Valentine, along with others, has to find his confidence. When playing up to his usual standards, he's great everywhere—on the glass, on defense and in the lane. When in a lull, he's a sleeper, caught strolling down the floor and not taking care of the ball.
Nine-rebound and four-point Valentine is OK. That's who he was vs. Wisconsin. But 10-point, five-rebound and three-assist Valentine is better. Without Appling as a distributor, the Spartans will need Valentine to help maintain production from the point guard position.
Even-Keeled Gary Harris, Please Step Forward
The game against Wisconsin was more than a loss—it was a reminder of just how far the Spartans are from being complete.
Gary Harris shot 2-of-19.
Need it again? Gary Harris shot 2-of-19.
Michigan State lost by two points—think about that for a few seconds.

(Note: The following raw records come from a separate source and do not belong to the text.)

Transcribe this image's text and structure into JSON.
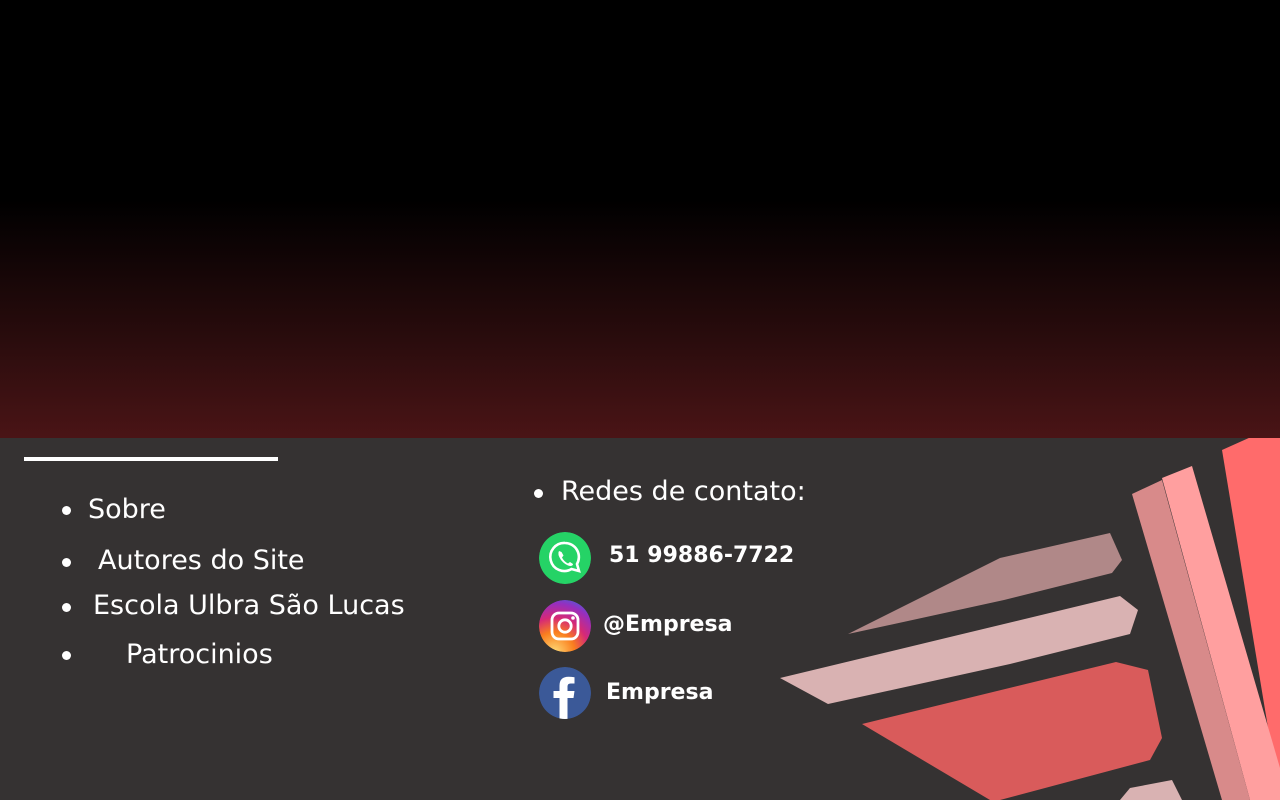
{
  "footer": {
    "links": [
      {
        "label": "Sobre"
      },
      {
        "label": "Autores do Site"
      },
      {
        "label": "Escola Ulbra São Lucas"
      },
      {
        "label": "Patrocinios"
      }
    ],
    "contacts": {
      "title": "Redes de contato:",
      "items": [
        {
          "icon": "whatsapp-icon",
          "text": "51 99886-7722",
          "color": "#25d366"
        },
        {
          "icon": "instagram-icon",
          "text": "@Empresa",
          "color": "#d62976"
        },
        {
          "icon": "facebook-icon",
          "text": "Empresa",
          "color": "#3b5998"
        }
      ]
    }
  },
  "colors": {
    "hero_top": "#000000",
    "hero_bottom": "#4a1416",
    "footer_bg": "#353232",
    "accent_red": "#ff6b6b",
    "accent_pink": "#d9b2b2"
  }
}
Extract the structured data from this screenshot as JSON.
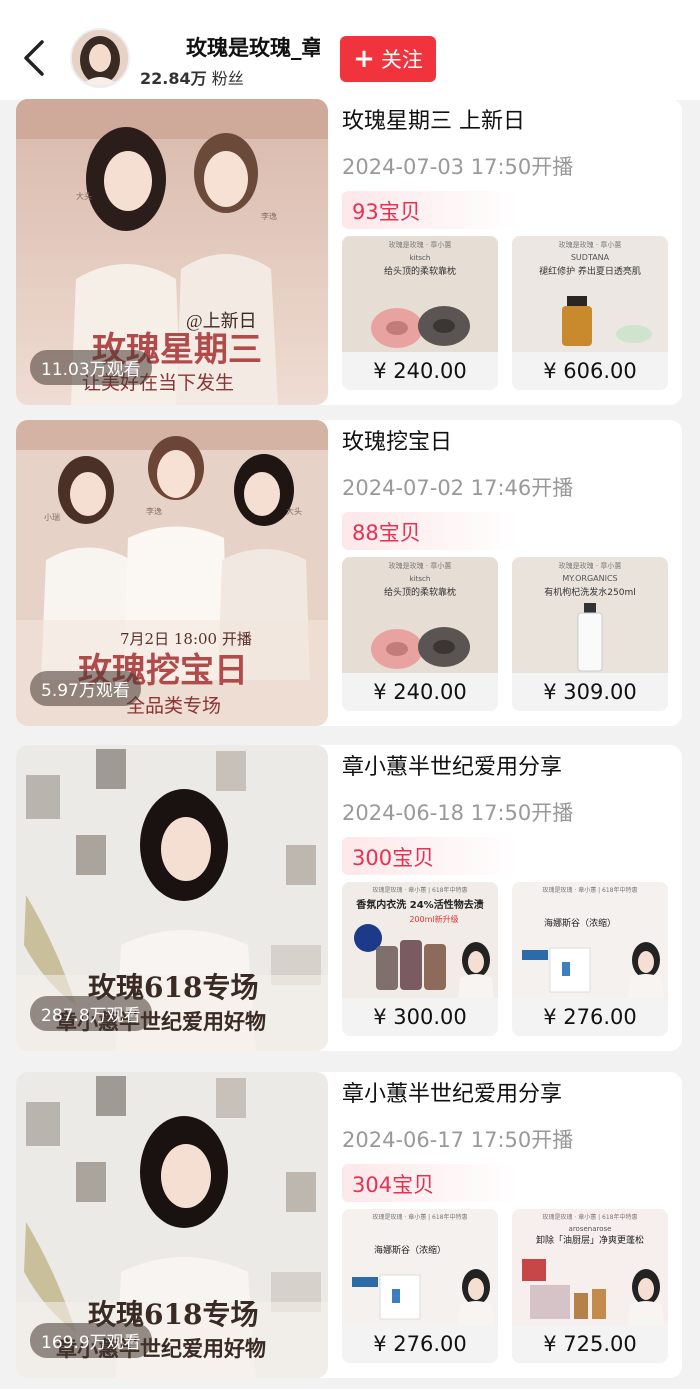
{
  "header": {
    "name": "玫瑰是玫瑰_章",
    "fans_count": "22.84万",
    "fans_label": "粉丝",
    "follow_label": "关注"
  },
  "streams": [
    {
      "title": "玫瑰星期三 上新日",
      "date": "2024-07-03 17:50开播",
      "count": "93宝贝",
      "views": "11.03万观看",
      "cover_lines": [
        "玫瑰星期三",
        "让美好在当下发生",
        "@上新日"
      ],
      "cover_names": [
        "大头",
        "李逸"
      ],
      "products": [
        {
          "price": "¥ 240.00",
          "header": "玫瑰是玫瑰 · 章小蕙",
          "brand": "kitsch",
          "caption": "给头顶的柔软靠枕"
        },
        {
          "price": "¥ 606.00",
          "header": "玫瑰是玫瑰 · 章小蕙",
          "brand": "SUDTANA",
          "caption": "褪红修护 养出夏日透亮肌"
        }
      ]
    },
    {
      "title": "玫瑰挖宝日",
      "date": "2024-07-02 17:46开播",
      "count": "88宝贝",
      "views": "5.97万观看",
      "cover_lines": [
        "玫瑰挖宝日",
        "全品类专场",
        "7月2日 18:00 开播"
      ],
      "cover_names": [
        "小瑞",
        "李逸",
        "大头"
      ],
      "products": [
        {
          "price": "¥ 240.00",
          "header": "玫瑰是玫瑰 · 章小蕙",
          "brand": "kitsch",
          "caption": "给头顶的柔软靠枕"
        },
        {
          "price": "¥ 309.00",
          "header": "玫瑰是玫瑰 · 章小蕙",
          "brand": "MY.ORGANICS",
          "caption": "有机枸杞洗发水250ml"
        }
      ]
    },
    {
      "title": "章小蕙半世纪爱用分享",
      "date": "2024-06-18 17:50开播",
      "count": "300宝贝",
      "views": "287.8万观看",
      "cover_lines": [
        "玫瑰618专场",
        "章小蕙半世纪爱用好物"
      ],
      "products": [
        {
          "price": "¥ 300.00",
          "header": "玫瑰是玫瑰 · 章小蕙 | 618年中特惠",
          "caption": "香氛内衣洗 24%活性物去渍",
          "sub": "200ml新升级"
        },
        {
          "price": "¥ 276.00",
          "header": "玫瑰是玫瑰 · 章小蕙 | 618年中特惠",
          "caption": "海娜斯谷（浓缩）"
        }
      ]
    },
    {
      "title": "章小蕙半世纪爱用分享",
      "date": "2024-06-17 17:50开播",
      "count": "304宝贝",
      "views": "169.9万观看",
      "cover_lines": [
        "玫瑰618专场",
        "章小蕙半世纪爱用好物"
      ],
      "products": [
        {
          "price": "¥ 276.00",
          "header": "玫瑰是玫瑰 · 章小蕙 | 618年中特惠",
          "caption": "海娜斯谷（浓缩）"
        },
        {
          "price": "¥ 725.00",
          "header": "玫瑰是玫瑰 · 章小蕙 | 618年中特惠",
          "brand": "arosenarose",
          "caption": "卸除「油厨层」净爽更蓬松"
        }
      ]
    }
  ],
  "colors": {
    "accent": "#f0333d",
    "count_text": "#e8304f",
    "muted": "#999999"
  }
}
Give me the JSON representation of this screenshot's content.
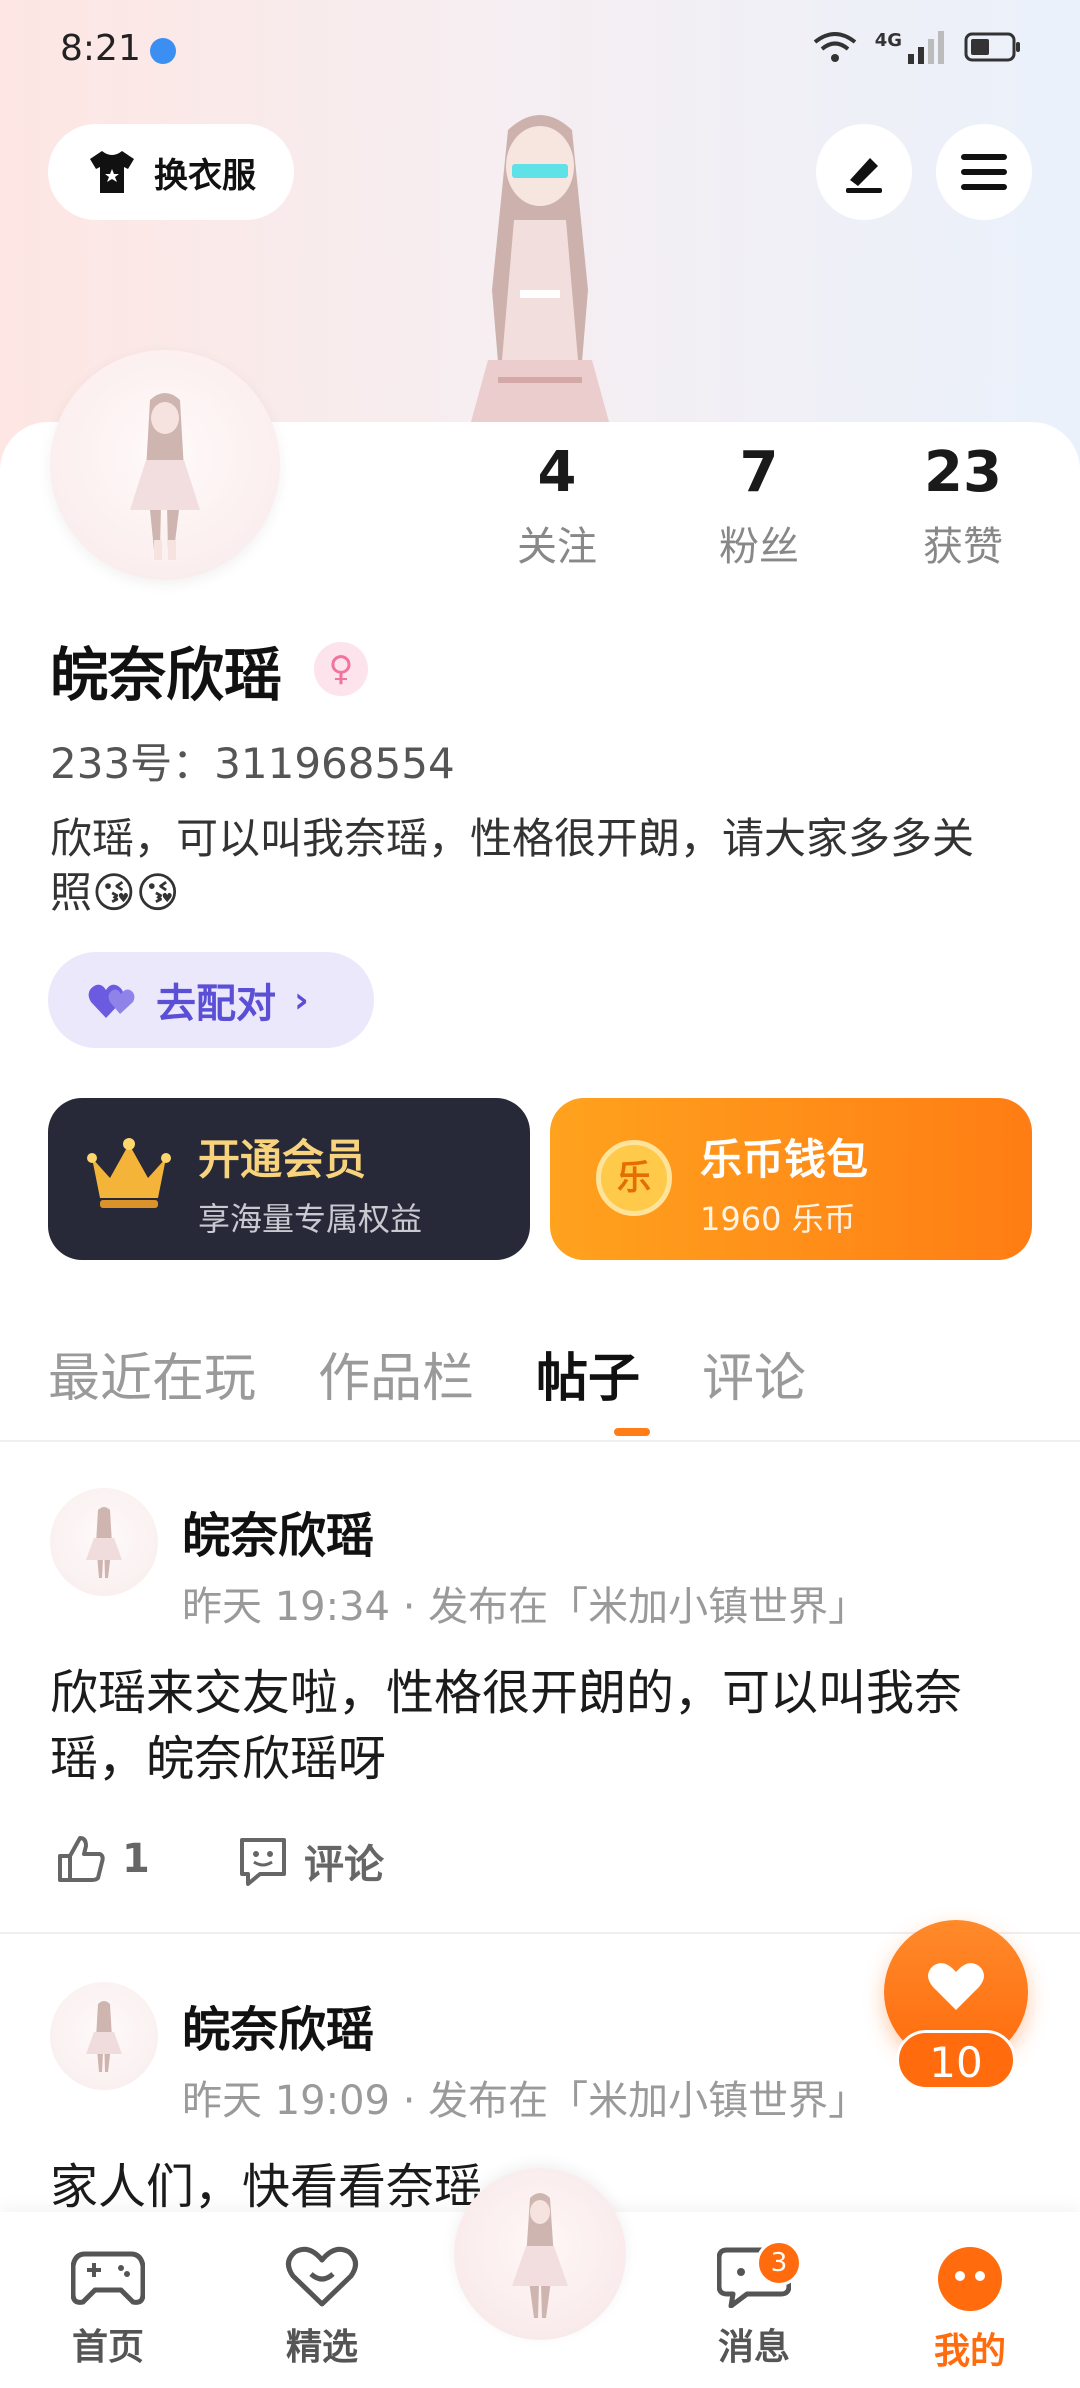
{
  "status_bar": {
    "time": "8:21",
    "network": "4G"
  },
  "header": {
    "outfit_button": "换衣服"
  },
  "stats": [
    {
      "value": "4",
      "label": "关注"
    },
    {
      "value": "7",
      "label": "粉丝"
    },
    {
      "value": "23",
      "label": "获赞"
    }
  ],
  "profile": {
    "name": "皖奈欣瑶",
    "gender_symbol": "♀",
    "id_line": "233号：311968554",
    "bio": "欣瑶，可以叫我奈瑶，性格很开朗，请大家多多关照😘😘",
    "match_button": "去配对"
  },
  "vip": {
    "title": "开通会员",
    "subtitle": "享海量专属权益"
  },
  "wallet": {
    "icon_char": "乐",
    "title": "乐币钱包",
    "subtitle": "1960 乐币"
  },
  "tabs": [
    "最近在玩",
    "作品栏",
    "帖子",
    "评论"
  ],
  "active_tab": 2,
  "posts": [
    {
      "author": "皖奈欣瑶",
      "meta": "昨天 19:34 · 发布在「米加小镇世界」",
      "body": "欣瑶来交友啦，性格很开朗的，可以叫我奈瑶，皖奈欣瑶呀",
      "likes": "1",
      "comment_label": "评论"
    },
    {
      "author": "皖奈欣瑶",
      "meta": "昨天 19:09 · 发布在「米加小镇世界」",
      "body": "家人们，快看看奈瑶"
    }
  ],
  "float_like": {
    "count": "10"
  },
  "bottom_nav": [
    {
      "label": "首页",
      "icon": "gamepad-icon"
    },
    {
      "label": "精选",
      "icon": "heart-outline-icon"
    },
    {
      "label": "消息",
      "icon": "chat-icon",
      "badge": "3"
    },
    {
      "label": "我的",
      "icon": "face-icon"
    }
  ],
  "colors": {
    "accent": "#ff6b0d",
    "vip_bg": "#272838",
    "match_text": "#5b4fd6"
  }
}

A better game from Harris would have helped. Even a 4-of-19 showing could have been enough to propel his team past the Badgers.
A healthy Keith Appling would have helped, too. But that's all what-if talk.
If anything, Michigan State learned that anything less than a full, honest effort won't get it done on the road (as if that needed to be repeated). That should be the lesson, not "Hey, we played poorly and only lost by two."
Again, all of this goes back to guard stability. Due to a thin pool of players, the guards have now become the catalysts.
Harris gives inside scoring while Branden Dawson rests his broken right hand.
Valentine has rebounded well in Payne's absence. He's picking up extra minutes to make up for Dawson.
Ellis can score a few buckets in a hurry, which helps without Appling's speedy scoring.
Travis Trice is coming off one of his better overall games, too.
It's all a domino effect. If Harris can lead the way, the guards shouldn't have a problem compensating for the loss of their senior captain.
Succumbing to pressure would be the wrong thing to do.
It'd be the easiest, but it'd be wrong.
Despite injuries and obstacles, the Spartans are in prime position to win the Big Ten.
A win behind conference leader Michigan, Michigan State must capitalize on its upcoming three-game gift. Let's face it, Izzo isn't going up against Big Ten heavies when he plays Northwestern, Nebraska and Purdue.
Battle-tested, the Spartans outlasted the Payne-less period. They'll have to do the same without Appling, who should return by Feb. 23 (at Michigan).